According to the company’s recently released Annual Report, non-fuel gross profit also rose drastically, by 34% to €186.2 million, compared to €113.6 million in 2017.
Its adjusted EBITDA also increased, by 26%, to €58.1 million, while it was just shy of €40 million in 2017.
It also greatly increased its site count, reaching 472 stores now across Ireland, the UK, and the US, a 33% increase on 2017.
The forecourt retailer most notably welcomed one of the UK’s largest motorway service operator, Welcome Break, into its operations last year, acquiring a majority 50.01% stake in the company for €361.8 million.
Applegreen also forged new brand partnerships during the year, including Starbucks, KFC, and Pret a Manger, to add to an already existing list of brands including Burger King, Subway, Costa Coffee, Greggs, Lavazza, Chopstix, Freshii and 7-Eleven.
“Good like for like earnings growth from existing sites, combined with the enhanced contribution from the new site acquisitions resulted in adjusted EBITDA increasing by 46% to €58.1 million,” Daniel Kitchen, company chairman, said.
“This reflects the hard work and dedication of Applegreen staff at all levels of the business and the ability of the management team to execute on our growth strategy,” he added.
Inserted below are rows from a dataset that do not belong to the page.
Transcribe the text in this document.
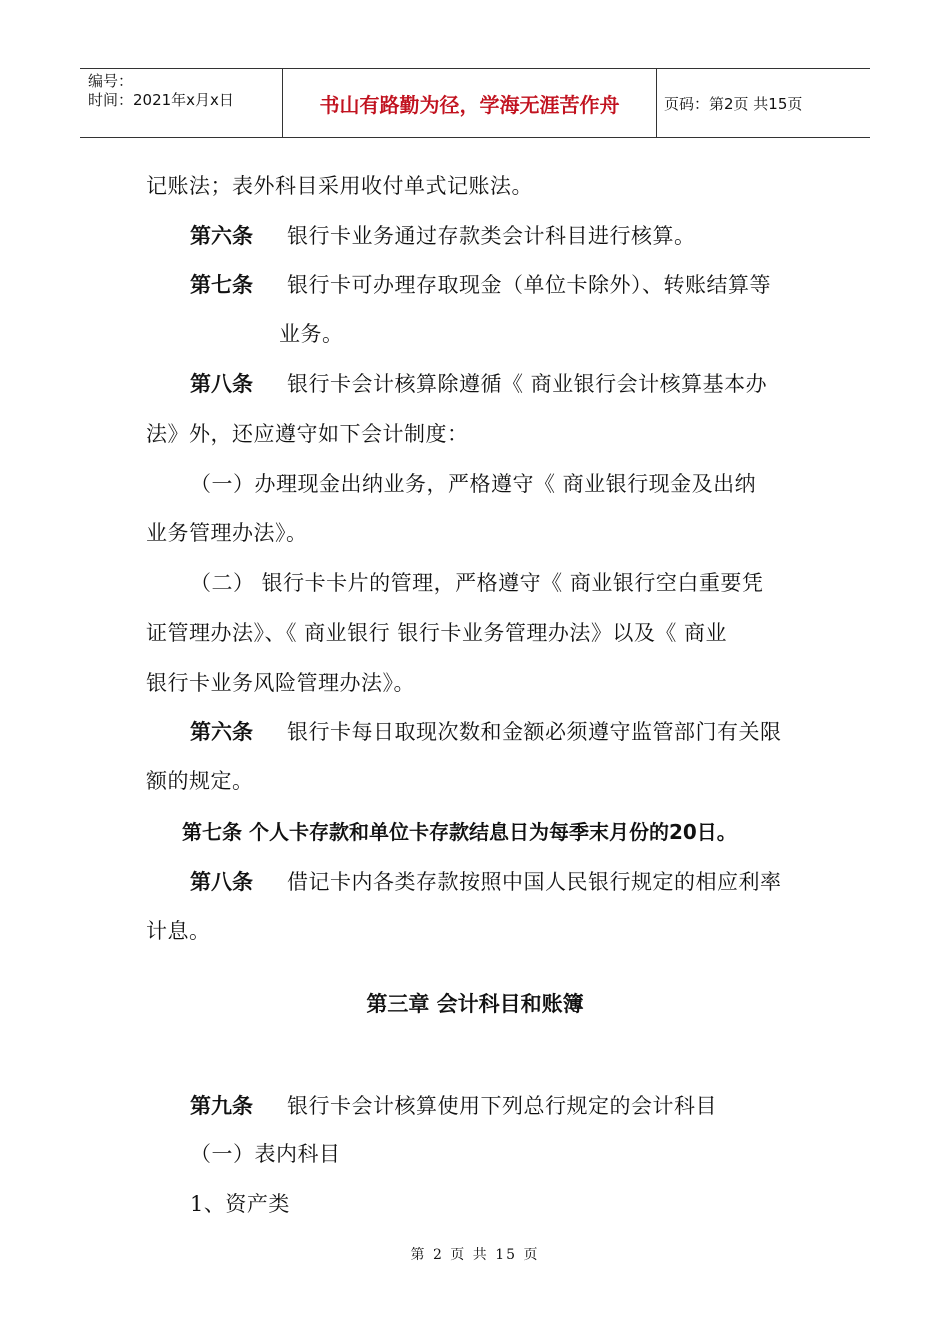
编号：
时间：2021年x月x日	书山有路勤为径，学海无涯苦作舟	页码：第2页 共15页
记账法；表外科目采用收付单式记账法。
第六条 银行卡业务通过存款类会计科目进行核算。
第七条 银行卡可办理存取现金（单位卡除外）、转账结算等
业务。
第八条 银行卡会计核算除遵循《 商业银行会计核算基本办
法》外，还应遵守如下会计制度：
（一）办理现金出纳业务，严格遵守《 商业银行现金及出纳
业务管理办法》。
（二） 银行卡卡片的管理，严格遵守《 商业银行空白重要凭
证管理办法》、《 商业银行 银行卡业务管理办法》以及《 商业
银行卡业务风险管理办法》。
第六条 银行卡每日取现次数和金额必须遵守监管部门有关限
额的规定。
第七条 个人卡存款和单位卡存款结息日为每季末月份的20日。
第八条 借记卡内各类存款按照中国人民银行规定的相应利率
计息。
第三章 会计科目和账簿
第九条 银行卡会计核算使用下列总行规定的会计科目
（一）表内科目
1、资产类
第 2 页 共 15 页
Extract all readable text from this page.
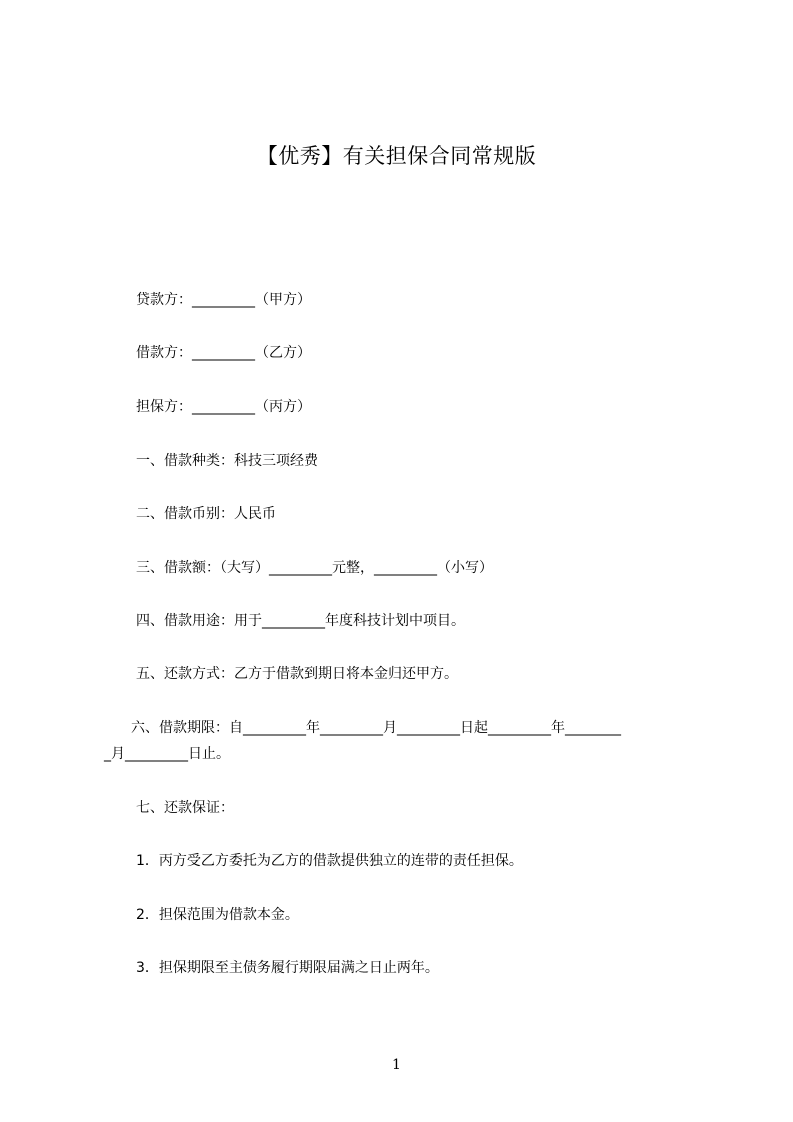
【优秀】有关担保合同常规版

贷款方：_________（甲方）

借款方：_________（乙方）

担保方：_________（丙方）

一、借款种类：科技三项经费

二、借款币别：人民币

三、借款额：（大写）_________元整，_________（小写）

四、借款用途：用于_________年度科技计划中项目。

五、还款方式：乙方于借款到期日将本金归还甲方。

六、借款期限：自_________年_________月_________日起_________年________

_月_________日止。

七、还款保证：

1．丙方受乙方委托为乙方的借款提供独立的连带的责任担保。

2．担保范围为借款本金。

3．担保期限至主债务履行期限届满之日止两年。

1
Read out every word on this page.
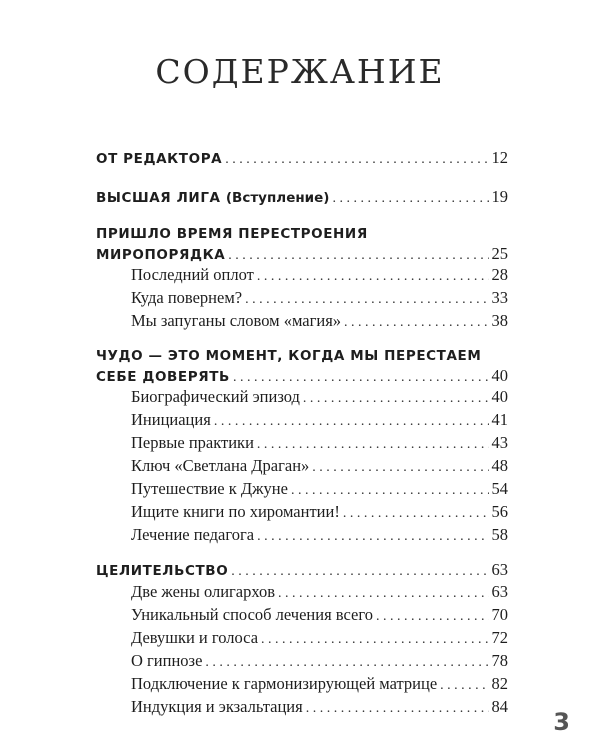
СОДЕРЖАНИЕ
ОТ РЕДАКТОРА . . .	12
ВЫСШАЯ ЛИГА
(Вступление) . . .	19
ПРИШЛО ВРЕМЯ ПЕРЕСТРОЕНИЯ
МИРОПОРЯДКА . . .	25
Последний оплот . . .	28
Куда повернем? . . .	33
Мы запуганы словом «магия» . . .	38
ЧУДО — ЭТО МОМЕНТ, КОГДА МЫ ПЕРЕСТАЕМ
СЕБЕ ДОВЕРЯТЬ . . .	40
Биографический эпизод . . .	40
Инициация . . .	41
Первые практики . . .	43
Ключ «Светлана Драган» . . .	48
Путешествие к Джуне . . .	54
Ищите книги по хиромантии! . . .	56
Лечение педагога . . .	58
ЦЕЛИТЕЛЬСТВО . . .	63
Две жены олигархов . . .	63
Уникальный способ лечения всего . . .	70
Девушки и голоса . . .	72
О гипнозе . . .	78
Подключение к гармонизирующей матрице . . .	82
Индукция и экзальтация . . .	84
3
Robert Etchingham, the group's CEO, added that the performance was driven by the “ongoing expansion of our estate, positive like for like growth despite weather-related disruption and strong fuel margin performance, particularly in the fourth quarter of the year”.
“Under the leadership of Chief Operating Officer, Joe Barrett, I am pleased to say that our operations have grown significantly during the year,” he explained.
Core Market Drive
While performance in the UK and the US was above satisfactory, the Republic of Ireland continues to be the group’s core market and contributed 48% of its total gross profit in 2018.
The group introduced 16 new sites, including three Service Area sites, four Petrol Filling Station sites, and nine dealer sites.
Total fuel gross profit increased by 16.9% compared to 2017, and increased by 9.7% on a like for like basis, reflecting the company’s acquisition of the Joint Fuel Terminal in 2017.
Like for like non-fuel sales and gross profit increased year on year by 3.3% and 2.0%, respectively, despite the adverse weather seen in the first half of the year.